So now, without further ado, here they are, the best of 2004.



AL Cy Young: Johan Santana



I have more or less argued this one to death. I think it is quite telling however, that Curt Schilling has said that Santana was completely deserving of the award. When you get an endorsement from your nearest competition (who was miles back anyway), the race is over.

2. Curt Schilling
3. Rest of league


AL MVP: Vladimir Guerrero



Vlad "The Impaler" Guerrero managed to almost singlehandedly muscled the Angels into the playoffs. In the last nine games of the season Guerrero drove in 11 RBI's, including two in that critical October 2nd game with the A's. He didn't have a bad season aside from that either, hitting .337 with 126 RBI and 36 HR. Sheffield deserves some consideration, but the protection in the Yankee lineup far exceeds anything the Angels can offer. Without Guerrero the Angels aren't even contenders for the AL West.

2. Johan Santana
What more is there to say? Completely dominant. Gaudy numbers, intimidation factor through the roof, and hasn't lost in around twenty five starts. Without him, the Twins are questionable to win the division. With him, they win it in a walk.

A quick note: After the disgrace of the NL Cy Young in 2003 (when Jason Schmidt was robbed), I and many of my fellow baseball fans felt that relievers needed an award of their own, and that the Cy Young should henceforth only be given to starting pitchers. We will hope that the baseball writers of America follow suit.

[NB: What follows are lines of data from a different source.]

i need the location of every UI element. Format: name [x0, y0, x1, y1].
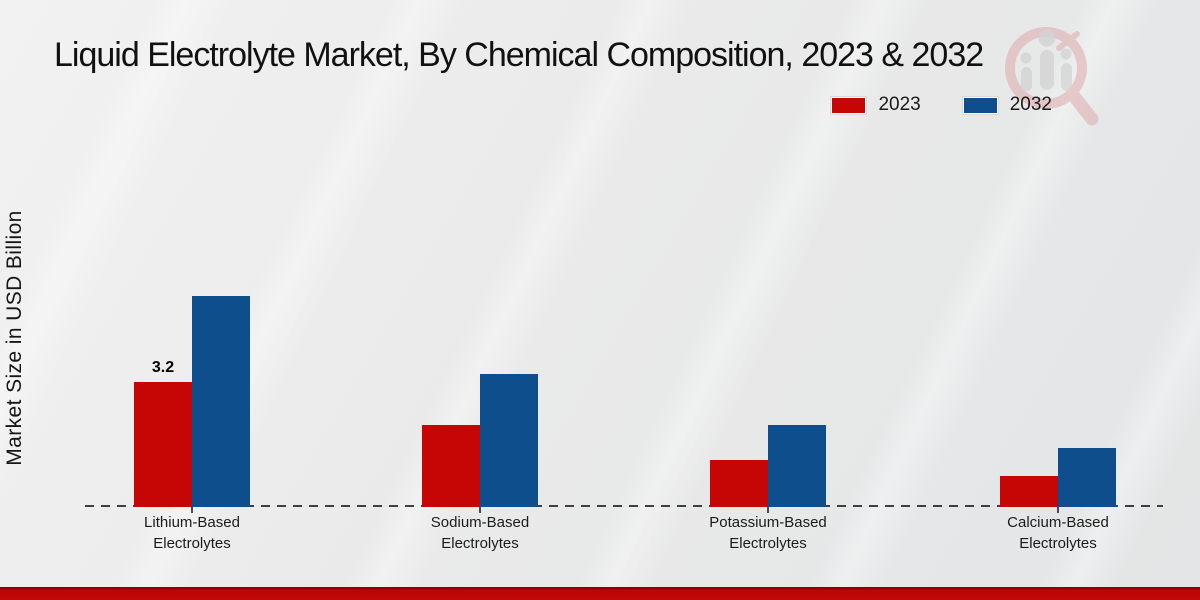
- legend-label-2032: 2032: [1009, 94, 1052, 115]
- x-axis-tick-lithium-based: [191, 507, 193, 513]
- magnifier-icon: [1005, 27, 1099, 126]
- bar-2032-potassium-based: [768, 425, 826, 507]
- legend-swatch-2032: [962, 96, 998, 114]
- legend: 2023 2032: [831, 94, 1052, 116]
- x-axis-tick-calcium-based: [1057, 507, 1059, 513]
- legend-swatch-2023: [831, 96, 867, 114]
- x-axis-tick-potassium-based: [767, 507, 769, 513]
- chart-title: Liquid Electrolyte Market, By Chemical C…: [54, 36, 984, 74]
- category-label-potassium-based: Potassium-Based Electrolytes: [709, 514, 827, 552]
- x-axis-tick-sodium-based: [479, 507, 481, 513]
- bar-2023-lithium-based: [134, 382, 192, 507]
- bar-chart-icon: [1020, 29, 1072, 91]
- bar-2032-calcium-based: [1058, 448, 1116, 507]
- value-label-2023-lithium-based: 3.2: [151, 359, 175, 376]
- legend-item-2032: 2032: [962, 94, 1052, 116]
- bottom-accent-bar: [0, 587, 1200, 600]
- x-axis-baseline: [85, 505, 1163, 507]
- bar-2023-sodium-based: [422, 425, 480, 507]
- category-label-sodium-based: Sodium-Based Electrolytes: [430, 514, 530, 552]
- bar-2032-sodium-based: [480, 374, 538, 507]
- legend-item-2023: 2023: [831, 94, 921, 116]
- legend-label-2023: 2023: [878, 94, 921, 115]
- category-label-calcium-based: Calcium-Based Electrolytes: [1007, 514, 1109, 552]
- bar-2032-lithium-based: [192, 296, 250, 507]
- bar-2023-calcium-based: [1000, 476, 1058, 507]
- bar-2023-potassium-based: [710, 460, 768, 507]
- category-label-lithium-based: Lithium-Based Electrolytes: [144, 514, 240, 552]
- watermark-logo: [1005, 27, 1099, 126]
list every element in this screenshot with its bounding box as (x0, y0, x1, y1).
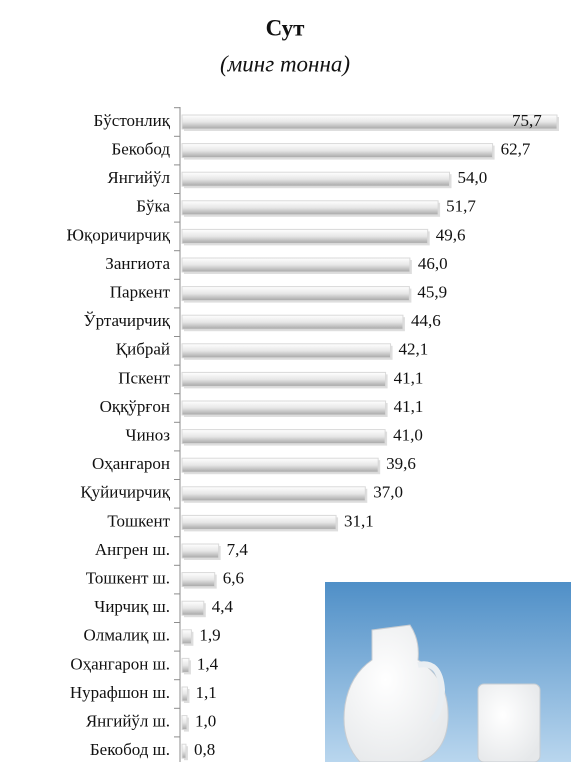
value-label: 49,6 (436, 225, 466, 244)
value-label: 42,1 (399, 340, 429, 359)
bar (182, 115, 557, 129)
category-label: Янгийўл ш. (86, 712, 170, 731)
bar (182, 172, 450, 186)
value-label: 0,8 (194, 740, 215, 759)
value-label: 1,4 (197, 654, 219, 673)
category-label: Қуйичирчиқ (80, 483, 170, 502)
value-label: 46,0 (418, 254, 448, 273)
category-label: Оққўрғон (100, 397, 170, 416)
bar (182, 201, 438, 215)
value-label: 1,0 (195, 712, 216, 731)
category-label: Юқоричирчиқ (67, 225, 171, 244)
category-label: Тошкент ш. (86, 569, 170, 588)
category-label: Ангрен ш. (95, 540, 170, 559)
category-label: Чирчиқ ш. (94, 597, 170, 616)
value-label: 41,1 (394, 397, 424, 416)
value-label: 4,4 (212, 597, 234, 616)
bar (182, 430, 385, 444)
value-label: 41,1 (394, 368, 424, 387)
bar (182, 401, 386, 415)
bar (182, 287, 409, 301)
category-label: Бўка (136, 197, 170, 216)
chart: Сут (минг тонна) Бўстонлиқ 75,7 Бекобод 62,… (0, 0, 571, 762)
category-label: Тошкент (107, 511, 170, 530)
category-label: Паркент (110, 283, 171, 302)
value-label: 62,7 (501, 140, 531, 159)
category-label: Ўртачирчиқ (84, 311, 171, 330)
chart-title: Сут (266, 15, 306, 40)
category-label: Нурафшон ш. (70, 683, 170, 702)
bar (182, 716, 187, 730)
category-label: Бўстонлиқ (94, 111, 171, 130)
bar (182, 315, 403, 329)
bar (182, 687, 187, 701)
value-label: 1,1 (195, 683, 216, 702)
value-label: 45,9 (417, 283, 447, 302)
category-label: Оҳангарон ш. (70, 654, 170, 673)
category-label: Зангиота (105, 254, 170, 273)
value-label: 39,6 (386, 454, 416, 473)
category-label: Олмалиқ ш. (83, 626, 170, 645)
value-label: 44,6 (411, 311, 441, 330)
value-label: 41,0 (393, 426, 423, 445)
bar (182, 544, 219, 558)
bar (182, 573, 215, 587)
bar (182, 144, 493, 158)
value-label: 31,1 (344, 511, 374, 530)
category-label: Чиноз (126, 426, 171, 445)
bar (182, 372, 386, 386)
category-label: Қибрай (116, 340, 170, 359)
category-label: Пскент (118, 368, 170, 387)
category-label: Янгийўл (107, 168, 170, 187)
value-label: 6,6 (223, 569, 244, 588)
value-label: 75,7 (512, 111, 542, 130)
bar (182, 344, 391, 358)
bar (182, 487, 365, 501)
bar (182, 258, 410, 272)
bar (182, 658, 189, 672)
category-label: Бекобод (111, 140, 170, 159)
value-label: 1,9 (199, 626, 220, 645)
category-label: Бекобод ш. (90, 740, 170, 759)
bar (182, 601, 204, 615)
value-label: 54,0 (458, 168, 488, 187)
category-label: Оҳангарон (92, 454, 170, 473)
bar (182, 515, 336, 529)
bar (182, 458, 378, 472)
bar (182, 229, 428, 243)
photo (325, 582, 571, 762)
chart-subtitle: (минг тонна) (220, 51, 350, 76)
value-label: 51,7 (446, 197, 476, 216)
value-label: 37,0 (373, 483, 403, 502)
bar (182, 630, 191, 644)
value-label: 7,4 (227, 540, 249, 559)
bar (182, 744, 186, 758)
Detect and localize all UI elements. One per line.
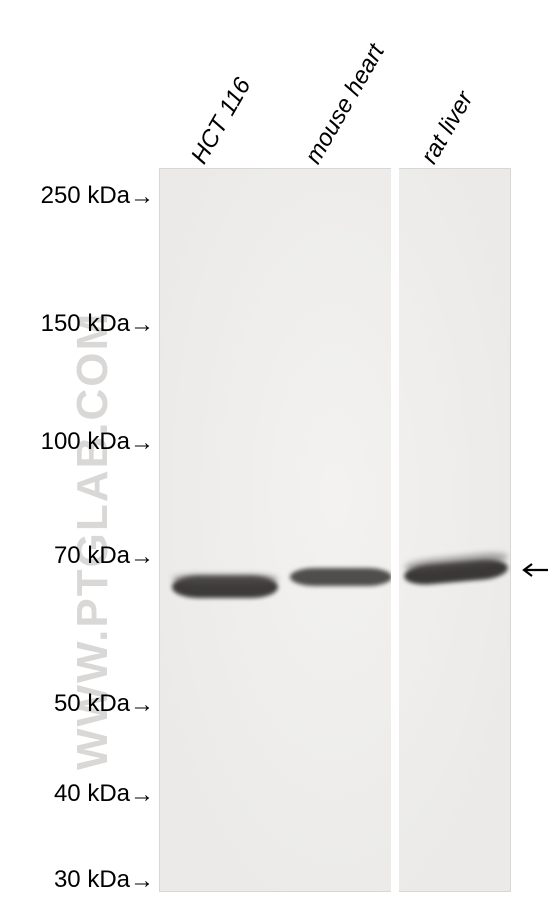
mw-value: 50 kDa (54, 690, 130, 717)
arrow-right-icon: → (130, 867, 154, 895)
arrow-right-icon: → (130, 543, 154, 571)
lane-divider (391, 168, 399, 892)
lane-label: HCT 116 (186, 73, 257, 169)
mw-marker-label: 70 kDa→ (54, 542, 154, 571)
mw-value: 30 kDa (54, 866, 130, 893)
mw-value: 250 kDa (41, 182, 130, 209)
mw-marker-label: 250 kDa→ (41, 182, 154, 211)
mw-marker-label: 30 kDa→ (54, 866, 154, 895)
blot-band (172, 574, 278, 584)
mw-value: 70 kDa (54, 542, 130, 569)
target-band-arrow-icon (520, 560, 550, 580)
blot-band (290, 568, 392, 586)
arrow-right-icon: → (130, 691, 154, 719)
blot-figure: WWW.PTGLAB.COM HCT 116mouse heartrat liv… (0, 0, 550, 903)
blot-background (159, 168, 511, 892)
mw-value: 100 kDa (41, 428, 130, 455)
arrow-right-icon: → (130, 183, 154, 211)
arrow-right-icon: → (130, 781, 154, 809)
arrow-right-icon: → (130, 311, 154, 339)
blot-membrane (159, 168, 511, 892)
mw-marker-label: 100 kDa→ (41, 428, 154, 457)
mw-marker-label: 50 kDa→ (54, 690, 154, 719)
mw-marker-label: 40 kDa→ (54, 780, 154, 809)
arrow-right-icon: → (130, 429, 154, 457)
mw-value: 40 kDa (54, 780, 130, 807)
lane-label: mouse heart (300, 39, 391, 169)
mw-marker-label: 150 kDa→ (41, 310, 154, 339)
lane-label: rat liver (416, 87, 480, 169)
mw-value: 150 kDa (41, 310, 130, 337)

AL Relief Pitcher of the Year: Joe Nathan



Although he had an excellent bullpen in fromt of him, Nathan's stellar numbers set him apart from his competition. His ERA is a miniscule 1.62, opponents are hitting Nathan at only .187. Nathan also boasts an outstanding K/9 ratio of 11.07. Nathan became the mainstay of a bullpen which was considered to be questionable at the begining of the season and became a dominant force in the ninth for the Twins.

2. Keith Foulke
If the postseason were included, Foulke would likely take over the first spot from Nathan. He was a horse for Francona and silenced every hitter he was asked to.
3. Mariano Rivera
If the postseason were included, he might be bumped off the list completely.


NL MVP: Barry Bonds



There is no argument. There is no debate. Barry bonds is the textbook definition of MVP. The man redefines greatness every season. The only records he has left to break are Ruth's Aaron's and his own. How about a single season OPS of 1.4217 and an OBP of over .600, the highest totals ever(breaking his own records from 2002)? How about 45 homeruns in 373 AB(it took Beltre 598 AB to hit 48)? Words fall short with this man. 232 walks. 120 intentional. Still led the league in AVG and SLG by huge margins. He defines the success of the Giants, who are a .500 team without him.

2. Beltre
3. Rolen, Edmonds, Pujols (Tie)


NL Cy Young: Randy Johnson



He may not win due to his record, but he deserves it. What Santana has done in the American League, Johnson has mirrored in the NL. The two have posted nearly identical ERA's, Johnson, however, was followed in games by an incompetent bullpen. Johnson's opponent batting average: .197. Johnson also boasts similarly dominant numbers in K/9 (10.62), K/BB (6.44) not to mention his 2.60 ERA and leading the lead in strikeouts. If Johnson loses it will solely be on the basis of his poor record, which is a damned shame.

2. Jason Schmidt and Roger Clemens (tie)
Even with the supposed collapse of Schmidt, his numbers kept up as well as or better than Clemens. If Johnson had not pitched so well, it would have been a tough call.


NL Relief Pitcher of the Year: Eric Gange



Even with minor stumbles this year, Gagne was still head and shoulders above the rest of relievers in the NL. True, his saves streak did come to an end, but no one but him will even come close. OBA was sub-Mendoza at .181 and his ERA was 2.19. Add in a K/9 of 12 plus and the greatest intimidation of any closer in baseball, and Gagne is the clear winner.

2. Brandon Lidge, Billy Wagner (tie)
Both had respectable numbers for the year. Had Wagner not been hurt, and had the Phillies played enough meaningful games, he might have pulled ahead. As it is, there's no real reason to make a distinction between the two. They lost.

There they are, your winners for 2004. Hope you all enjoyed the games. Now, as they've gotten used to saying in Boston for the last nine decades, we'll all have to "Wait until next year." Or at least the winter meetings.